Le ciel & autres contes

Il faudrait dénouer ces liens serrés qui nous font trop souvent tourner autour d’une réalité appauvrie. Tenter de retrouver nombre d’automatismes d’enfance largués en cours de route. Oser les dévoiler et les revivifier. Pour ce faire, pour réparer ces instincts qui tardent à répondre, pour les inciter à jouer de nouveau avec le corps et la pensée, il y a la poésie d’Anne-Marie Beeckman. La simplicité ardente qui l’habite ouvre des espaces de liberté. Chaînes, frontières et parti-pris volent en éclats en une fraction de seconde. Elle nous embarque d’Afrique en Laponie avec légèreté. Elle arpente les couloirs du vent. Sait que le ciel peut se refléter au fond d’un puits mais que cela ne suffit pas pour que les étoiles s’y noient. Elle se place du côté de la vie. Reste aux aguets, attentive aux moindres frémissements. Ceux-ci peuvent venir de l’herbe, d’un arbre, d’un insecte, du ciel, d’un oiseau, d’un cheval. Il faut capter et noter ce qu’ils suscitent en touchant l’émotion, la sensualité, le désir.
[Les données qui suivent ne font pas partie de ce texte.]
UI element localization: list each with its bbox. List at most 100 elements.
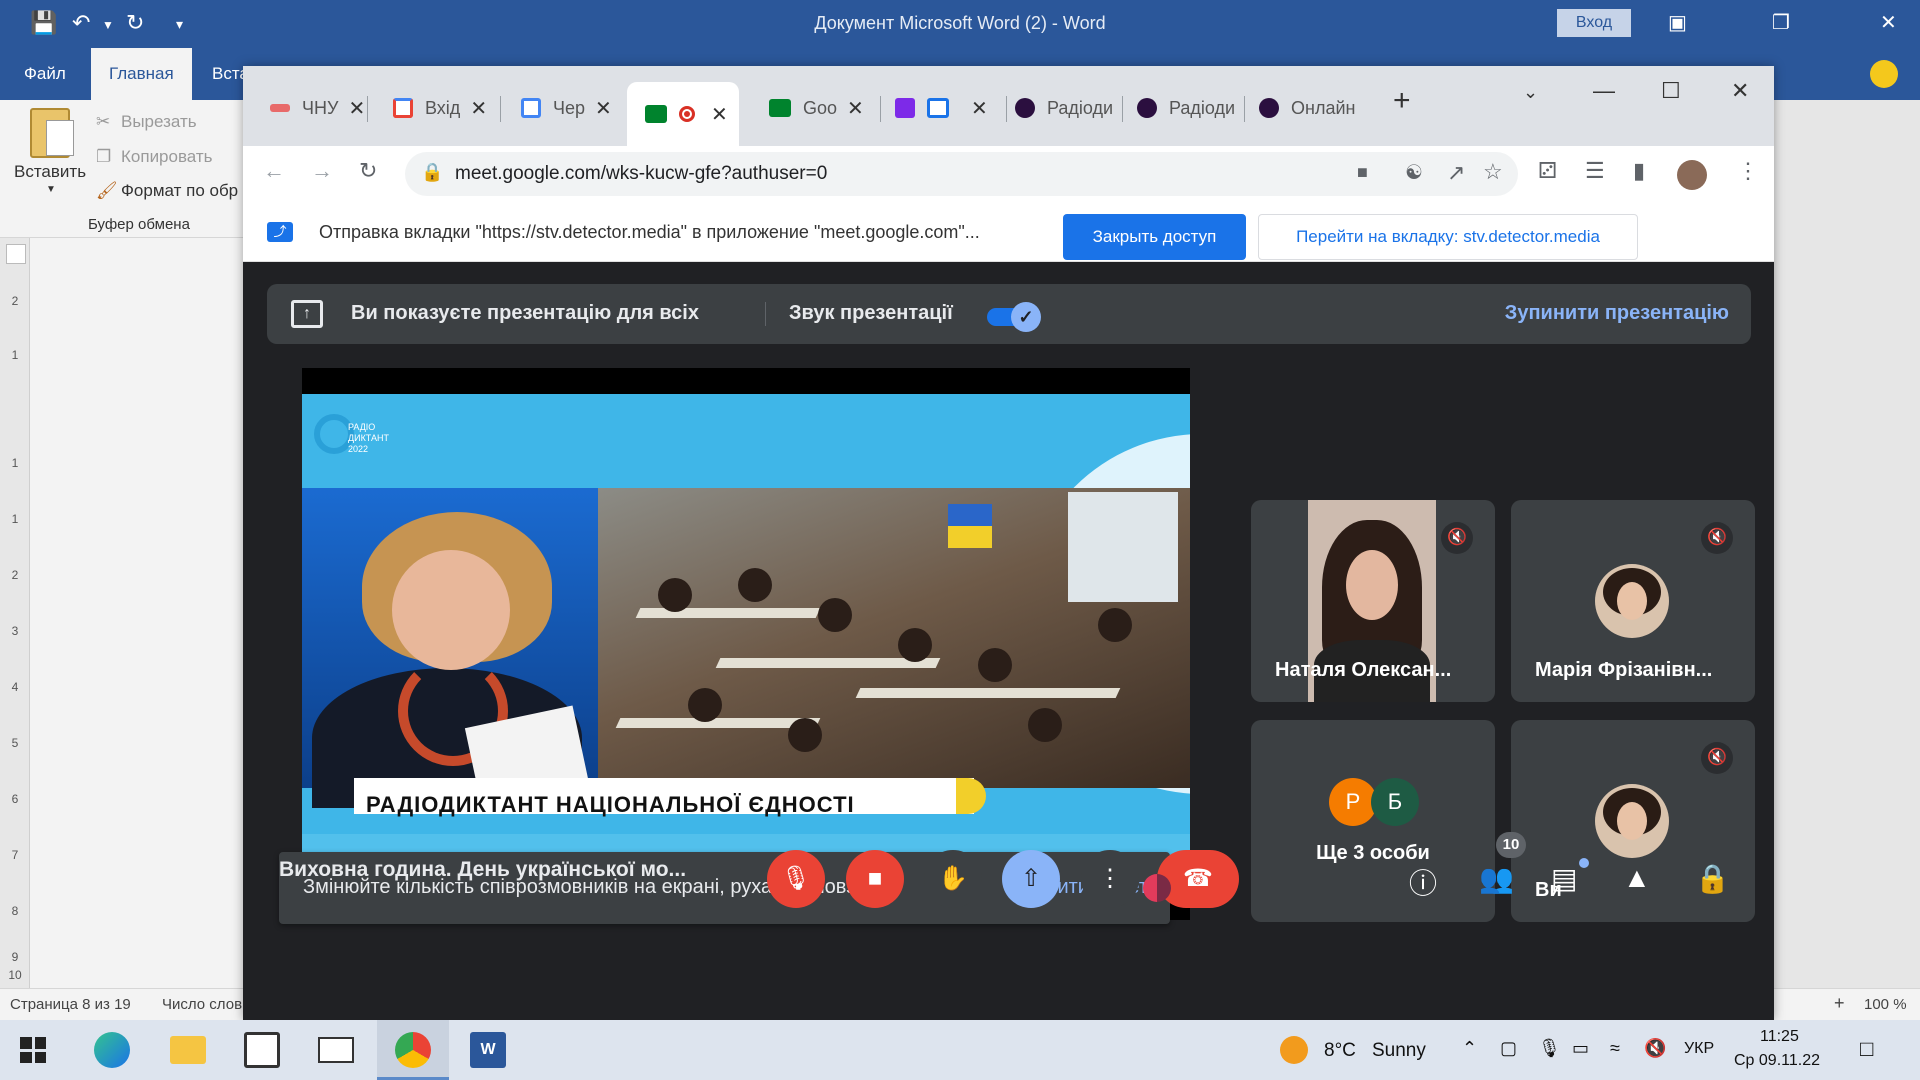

« Elle et toi. Je pourrais étoiler de sang vos deux chairs. La ronce se fourre dans mon ventre. Je veux dire fourrure, gant de velours qui me ferre le cœur. »

On détecte griffures et traces de sang. Règles animales. Mais aussi pollen et douceur. Mise en adéquation du regard et du geste. Glissements dans un corps léger. Mouvements agréables entre des eaux claires, au début de l’aube ou sur le versant le plus lumineux du soir, quand elle s’approche (de page en page) de ce lieu transparent, de cette faille qui donne sur un monde qui est là (avec ses loups, ses rivières, ses tanières) et que nous ne voyons pourtant pas.

« Un tigre passe dans le rire de l’herbe
qui secoue ses plumes vertes,
ses cargaisons d’oiseaux.
La paupière retombe et c’est minuit dans l’os. »

Il y a chez Anne-Marie Beeckman une grande capacité à s’émouvoir et à s’émerveiller en assumant pleinement ces morceaux d’irréalité qui font briller sa rétine. Son écriture est inventive. Et son imaginaire sous tension. Elle le nourrit parfois aux contacts de certains artistes. Ainsi sa rencontre avec Louis Pons. Qui débouche sur un triptyque poétique en ouverture duquel elle dit (usant de cette langue sereine et stimulante qui est sienne) combien les différentes compositions du plasticien deviennent pour elle « source perpétuelle de réenchantement ».

« Je vous suis redevable de beaucoup d’émotions et de contradictions, ce qui est très agréable. Je savoure dans tout ce que vous faites la mise en images des glissements continuels des catégories. Mise en images des mirages vrais, de l’absence des frontières, de l’unicité du monde, bref, du territoire de la poésie. »

Elle lui offre lettre, poèmes et fragments dans un second livre, superbe, rehaussé d’une dizaine de reproductions, qui paraît en même temps que Le ciel & autres contes.

 Anne-Marie Beeckman : Le Ciel & autres contes, Pierre Mainard éditeur, 11 Boulevard de Gaujac, 47600 Nérac et Louis Pons / Rat club / Section autonome, éditions des deux corps, 35 rue François-Charles Oberthür, 35000 Rennes.